In ‘Dover Beach’, Arnold is more specific in revealing the cause of his sadness. In this poem, he depicts a beautiful picture of the sea only to relate that it reminds him of human suffering. The grating roar of the withdrawing pebbles brings in his mind ‘the eternal note of sadness’. The waves of the sea are a reminder of the violent and threatening process. In this poem, Arnold uses sea as a metaphor for religious faith. ‘The Sea of Faith’ was once ‘at the full’ but now the poet hears ‘Its melancholy, long, withdrawing roar’. Arnold laments the loss of religious faith in the present world of scientific discovery and commercial progress. People are living as confused as ‘ignorant armies’ who ‘clash by night’. In such a harsh, insecure and exposed world, only personal love can offer the meaning of life.

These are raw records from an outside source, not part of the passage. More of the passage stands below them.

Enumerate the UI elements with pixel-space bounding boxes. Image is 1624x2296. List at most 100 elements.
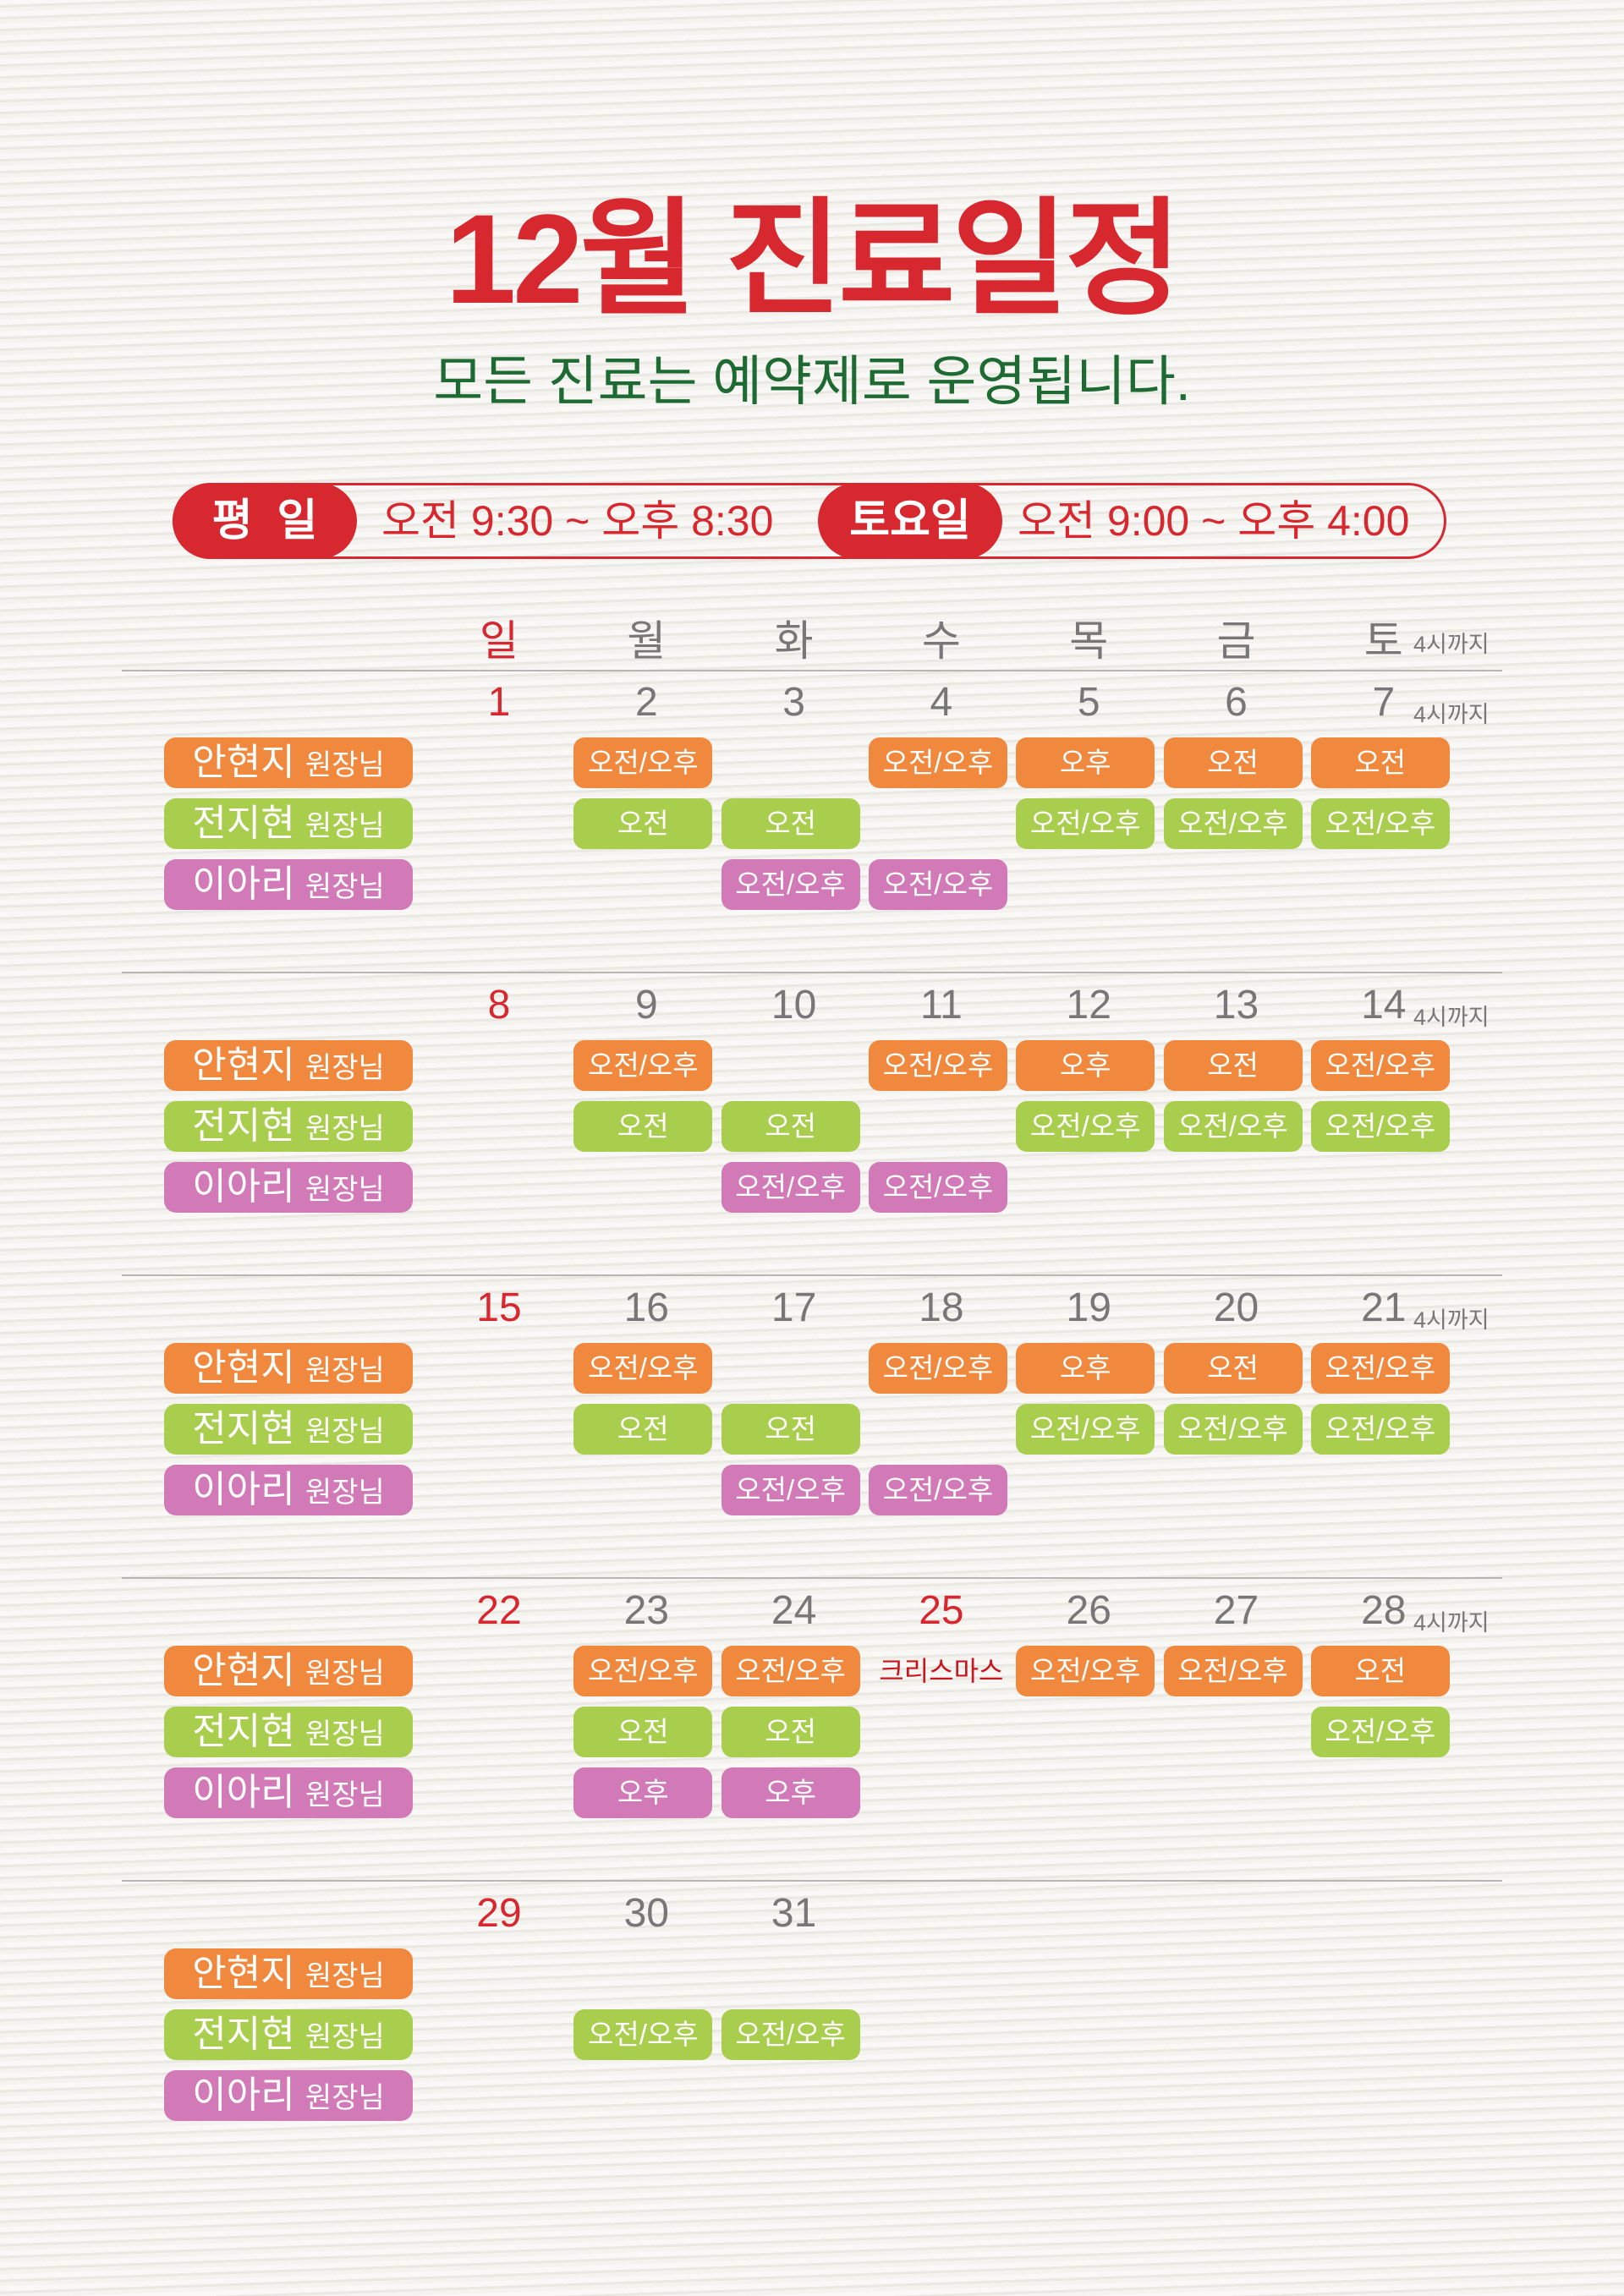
schedule-cell: 오후 xyxy=(721,1767,860,1818)
doctor-label: 이아리 원장님 xyxy=(164,1162,413,1213)
date: 29 xyxy=(476,1891,522,1936)
doctor-name: 안현지 xyxy=(192,1044,295,1086)
schedule-cell: 오후 xyxy=(573,1767,713,1818)
schedule-cell: 오전/오후 xyxy=(721,1646,860,1696)
date: 18 xyxy=(919,1285,964,1330)
schedule-cell: 오전/오후 xyxy=(868,1343,1007,1394)
doctor-name: 전지현 xyxy=(192,1105,295,1147)
date: 14 xyxy=(1361,983,1407,1027)
date: 16 xyxy=(623,1285,669,1330)
saturday-note: 4시까지 xyxy=(1413,702,1490,727)
date: 20 xyxy=(1213,1285,1259,1330)
doctor-title: 원장님 xyxy=(304,1779,385,1811)
schedule-cell: 오전/오후 xyxy=(1310,1101,1450,1152)
hours-time: 오전 9:30 ~ 오후 8:30 xyxy=(381,497,774,545)
weekday: 토 xyxy=(1363,617,1403,665)
title: 12월 진료일정 xyxy=(445,188,1182,330)
doctor-label: 전지현 원장님 xyxy=(164,1404,413,1455)
schedule-cell: 오전 xyxy=(573,1101,713,1152)
date: 15 xyxy=(476,1285,522,1330)
doctor-title: 원장님 xyxy=(304,1416,385,1448)
doctor-label: 전지현 원장님 xyxy=(164,1101,413,1152)
date: 3 xyxy=(782,680,805,725)
schedule-cell: 오전/오후 xyxy=(1310,1040,1450,1091)
date: 31 xyxy=(771,1891,817,1936)
doctor-label: 안현지 원장님 xyxy=(164,737,413,788)
date: 12 xyxy=(1066,983,1111,1027)
weekday: 일 xyxy=(480,617,518,665)
schedule-cell: 오전/오후 xyxy=(721,859,860,910)
doctor-name: 안현지 xyxy=(192,742,295,783)
doctor-name: 전지현 xyxy=(192,2014,295,2055)
schedule-cell: 오전/오후 xyxy=(1163,1646,1303,1696)
doctor-title: 원장님 xyxy=(304,1718,385,1751)
schedule-cell: 오전/오후 xyxy=(868,1162,1007,1213)
schedule-cell: 오전/오후 xyxy=(1163,1101,1303,1152)
weekday: 금 xyxy=(1216,617,1256,665)
saturday-note: 4시까지 xyxy=(1413,1610,1490,1636)
date: 28 xyxy=(1361,1588,1407,1633)
doctor-name: 전지현 xyxy=(192,1408,295,1449)
doctor-name: 이아리 xyxy=(192,2074,295,2116)
doctor-title: 원장님 xyxy=(304,810,385,842)
doctor-title: 원장님 xyxy=(304,1355,385,1387)
doctor-label: 이아리 원장님 xyxy=(164,1767,413,1818)
saturday-note: 4시까지 xyxy=(1413,1005,1490,1030)
schedule-cell: 오전/오후 xyxy=(573,737,713,788)
schedule-cell: 오전/오후 xyxy=(573,2009,713,2060)
doctor-label: 전지현 원장님 xyxy=(164,798,413,849)
date: 19 xyxy=(1066,1285,1111,1330)
schedule-cell: 오후 xyxy=(1016,1343,1155,1394)
schedule-cell: 오전/오후 xyxy=(1016,1101,1155,1152)
date: 5 xyxy=(1077,680,1100,725)
doctor-label: 안현지 원장님 xyxy=(164,1343,413,1394)
doctor-label: 전지현 원장님 xyxy=(164,1707,413,1757)
schedule-cell: 오전/오후 xyxy=(1016,1404,1155,1455)
weekday: 화 xyxy=(774,617,814,665)
doctor-title: 원장님 xyxy=(304,1960,385,1992)
date: 26 xyxy=(1066,1588,1111,1633)
saturday-note: 4시까지 xyxy=(1413,632,1490,657)
doctor-title: 원장님 xyxy=(304,1477,385,1509)
doctor-name: 이아리 xyxy=(192,1166,295,1208)
rule xyxy=(122,1274,1502,1276)
doctor-name: 이아리 xyxy=(192,1469,295,1510)
rule xyxy=(122,670,1502,671)
weekday: 수 xyxy=(921,617,961,665)
doctor-name: 안현지 xyxy=(192,1650,295,1691)
schedule-cell: 오전/오후 xyxy=(868,859,1007,910)
date: 1 xyxy=(487,680,511,725)
doctor-name: 안현지 xyxy=(192,1953,295,1994)
schedule-cell: 오전/오후 xyxy=(1310,798,1450,849)
schedule-cell: 오전 xyxy=(573,1707,713,1757)
subtitle: 모든 진료는 예약제로 운영됩니다. xyxy=(433,351,1191,412)
date: 25 xyxy=(919,1588,964,1633)
schedule-cell: 오전/오후 xyxy=(573,1343,713,1394)
schedule-cell: 오전 xyxy=(1310,737,1450,788)
date: 11 xyxy=(919,983,963,1027)
rule xyxy=(122,1880,1502,1882)
holiday-label: 크리스마스 xyxy=(879,1656,1004,1686)
schedule-cell: 오전/오후 xyxy=(1016,798,1155,849)
schedule-cell: 오후 xyxy=(1016,737,1155,788)
doctor-label: 안현지 원장님 xyxy=(164,1948,413,1999)
date: 17 xyxy=(771,1285,817,1330)
schedule-cell: 오전/오후 xyxy=(573,1646,713,1696)
doctor-name: 이아리 xyxy=(192,1772,295,1813)
doctor-label: 이아리 원장님 xyxy=(164,859,413,910)
doctor-label: 이아리 원장님 xyxy=(164,1465,413,1515)
schedule-cell: 오전/오후 xyxy=(1310,1707,1450,1757)
schedule-cell: 오전 xyxy=(721,1707,860,1757)
doctor-title: 원장님 xyxy=(304,2021,385,2053)
date: 23 xyxy=(623,1588,669,1633)
schedule-cell: 오전/오후 xyxy=(721,1465,860,1515)
schedule-cell: 오전/오후 xyxy=(721,2009,860,2060)
doctor-name: 이아리 xyxy=(192,863,295,905)
schedule-cell: 오전 xyxy=(1163,737,1303,788)
hours-bar: 평 일 오전 9:30 ~ 오후 8:30 토요일 오전 9:00 ~ 오후 4… xyxy=(173,483,1446,559)
date: 8 xyxy=(487,983,511,1027)
date: 7 xyxy=(1372,680,1396,725)
doctor-title: 원장님 xyxy=(304,1658,385,1690)
doctor-label: 전지현 원장님 xyxy=(164,2009,413,2060)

In ‘Thyrsis’ Arnold laments the death of a golden age. In his student-days at Oxford the hill-slopes used to be overgrown with bushes and shrubs, full of different kind of flowers, cowslips, and spiked orchids, which could be seen from afar. But now these flowers are seen no more. The bank on the Thames has now been brought under cultivation. In the place of natural vegetation modern farms have been developed. Now, among flowers, only primroses are to be found in the hidden recesses of the brook. As the primroses are the sole remnants of the flowery spring season, they appear as orphans. Thus, Arnold laments the death of golden age that is symbolized by the flowery prime of the Oxford countryside.
Thus, in his poems, Arnold depicts the tragedy of the modern life. He looks at the baffling problems of his age and laments them with sad heart. He writes with elegiac note the death of the spiritual values of his society.